In this discussion it is important to remember that the value of $f(p)$ is not considered, and in fact might not even exist. For example, for our purposes it does not matter if $(p,f(p))$ is very distant from $(p,A).$
Finally, to rephrase this even more precisely: Given any positive vertical distance $\epsilon,$ it is possible to choose a horizontal distance (this is a possible choice of $\delta$ in the $\epsilon$-$\delta$ definition of “limit”) between the walls so that the portion of the graph lying between the walls, except possibly the point $(p,f(p)),$ has a “vertical width” that is less than $\epsilon.$ In particular, the graph between the walls goes no higher than $A + \epsilon$ and the graph between the walls goes no lower than $A - \epsilon.$ (Keep in mind that the graph AT $x=p,$ namely the point $(p,f(p)),$ might be higher or lower than this.)

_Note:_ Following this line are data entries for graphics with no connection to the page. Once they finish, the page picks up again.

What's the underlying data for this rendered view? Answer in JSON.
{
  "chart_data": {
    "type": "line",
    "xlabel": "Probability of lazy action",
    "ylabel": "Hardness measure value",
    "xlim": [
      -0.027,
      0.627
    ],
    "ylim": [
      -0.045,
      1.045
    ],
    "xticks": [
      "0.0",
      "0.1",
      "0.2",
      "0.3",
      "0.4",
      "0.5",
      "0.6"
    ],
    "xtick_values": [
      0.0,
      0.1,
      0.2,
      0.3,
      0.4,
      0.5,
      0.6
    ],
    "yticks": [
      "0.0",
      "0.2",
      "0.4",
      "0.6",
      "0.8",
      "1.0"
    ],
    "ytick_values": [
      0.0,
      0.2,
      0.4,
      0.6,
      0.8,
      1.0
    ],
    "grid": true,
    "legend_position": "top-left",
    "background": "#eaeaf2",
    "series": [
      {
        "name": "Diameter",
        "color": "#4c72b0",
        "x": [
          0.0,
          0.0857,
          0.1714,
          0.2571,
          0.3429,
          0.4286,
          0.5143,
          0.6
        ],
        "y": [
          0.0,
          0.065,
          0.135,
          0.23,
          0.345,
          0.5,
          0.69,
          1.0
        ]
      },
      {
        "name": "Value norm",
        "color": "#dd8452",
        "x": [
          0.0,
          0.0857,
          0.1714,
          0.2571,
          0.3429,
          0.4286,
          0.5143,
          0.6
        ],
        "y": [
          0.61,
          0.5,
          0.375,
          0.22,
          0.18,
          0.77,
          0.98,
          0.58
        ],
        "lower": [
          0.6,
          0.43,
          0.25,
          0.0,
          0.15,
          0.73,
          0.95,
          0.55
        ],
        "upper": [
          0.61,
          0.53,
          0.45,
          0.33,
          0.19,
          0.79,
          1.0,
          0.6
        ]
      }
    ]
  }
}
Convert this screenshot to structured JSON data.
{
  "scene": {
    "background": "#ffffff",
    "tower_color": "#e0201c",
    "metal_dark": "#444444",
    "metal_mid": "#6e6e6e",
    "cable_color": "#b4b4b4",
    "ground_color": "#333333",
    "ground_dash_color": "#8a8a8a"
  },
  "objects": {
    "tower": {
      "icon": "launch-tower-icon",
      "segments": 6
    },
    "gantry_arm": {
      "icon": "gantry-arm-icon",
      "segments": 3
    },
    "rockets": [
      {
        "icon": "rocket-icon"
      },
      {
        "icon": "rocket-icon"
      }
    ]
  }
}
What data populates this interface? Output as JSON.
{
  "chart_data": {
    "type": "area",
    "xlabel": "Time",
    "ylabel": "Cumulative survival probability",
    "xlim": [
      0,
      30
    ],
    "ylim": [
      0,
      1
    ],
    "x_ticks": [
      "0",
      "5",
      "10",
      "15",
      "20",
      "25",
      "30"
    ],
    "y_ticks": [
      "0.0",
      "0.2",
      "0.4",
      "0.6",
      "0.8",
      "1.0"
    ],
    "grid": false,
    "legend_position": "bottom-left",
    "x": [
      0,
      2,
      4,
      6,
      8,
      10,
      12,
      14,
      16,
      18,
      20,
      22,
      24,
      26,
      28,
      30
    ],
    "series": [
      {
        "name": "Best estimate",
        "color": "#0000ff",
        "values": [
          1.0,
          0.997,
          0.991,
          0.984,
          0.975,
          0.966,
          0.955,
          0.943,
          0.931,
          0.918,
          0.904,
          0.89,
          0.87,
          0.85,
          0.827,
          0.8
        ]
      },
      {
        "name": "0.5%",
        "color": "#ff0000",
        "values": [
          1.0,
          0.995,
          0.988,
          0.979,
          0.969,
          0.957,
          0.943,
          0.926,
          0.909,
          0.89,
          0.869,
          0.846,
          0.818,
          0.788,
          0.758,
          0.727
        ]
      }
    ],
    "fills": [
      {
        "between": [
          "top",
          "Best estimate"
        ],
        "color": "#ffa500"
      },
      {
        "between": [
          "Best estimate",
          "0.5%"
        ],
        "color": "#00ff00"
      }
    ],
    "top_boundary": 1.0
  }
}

In the book’s diagram, the shaded interval on the $x$-axis indicates the values of $x$ corresponding to points on the graph that lie between the imagined vertical walls, and the shaded interval on the $y$-axis indicates the values of $y$ corresponding to points on the graph that lie between the imagined vertical walls. [Keep in mind that $p$ on the $x$-axis is not one of the $x$-values we have to worry about. That’s why in the diagram there is a circle in the graph at the point $(p,A)$ -- the circle shows where the graph tends to join together, while also indicating that we are not claiming that this point is actually on the graph.]
In the diagram, the limit of $f(x)$ as $x \rightarrow p$ is equal to $A$ means that no matter how vertically short we make the interval $N_1(A)$ on the $y$-axis (as long as $A$ lies within that open interval), we can find an interval $N_2(p)$ on the $x$-axis containing $p$ such that all the points on the graph corresponding to $x \in N_2(p)$ (except possibly $x=p)$ are such that they stay within the vertical bounds established by $N_1(A).$ In other words, all points on the graph corresponding to $x \in N_2(p)$ (except possibly $x=p)$ lie within the shaded rectangle shown in the diagram.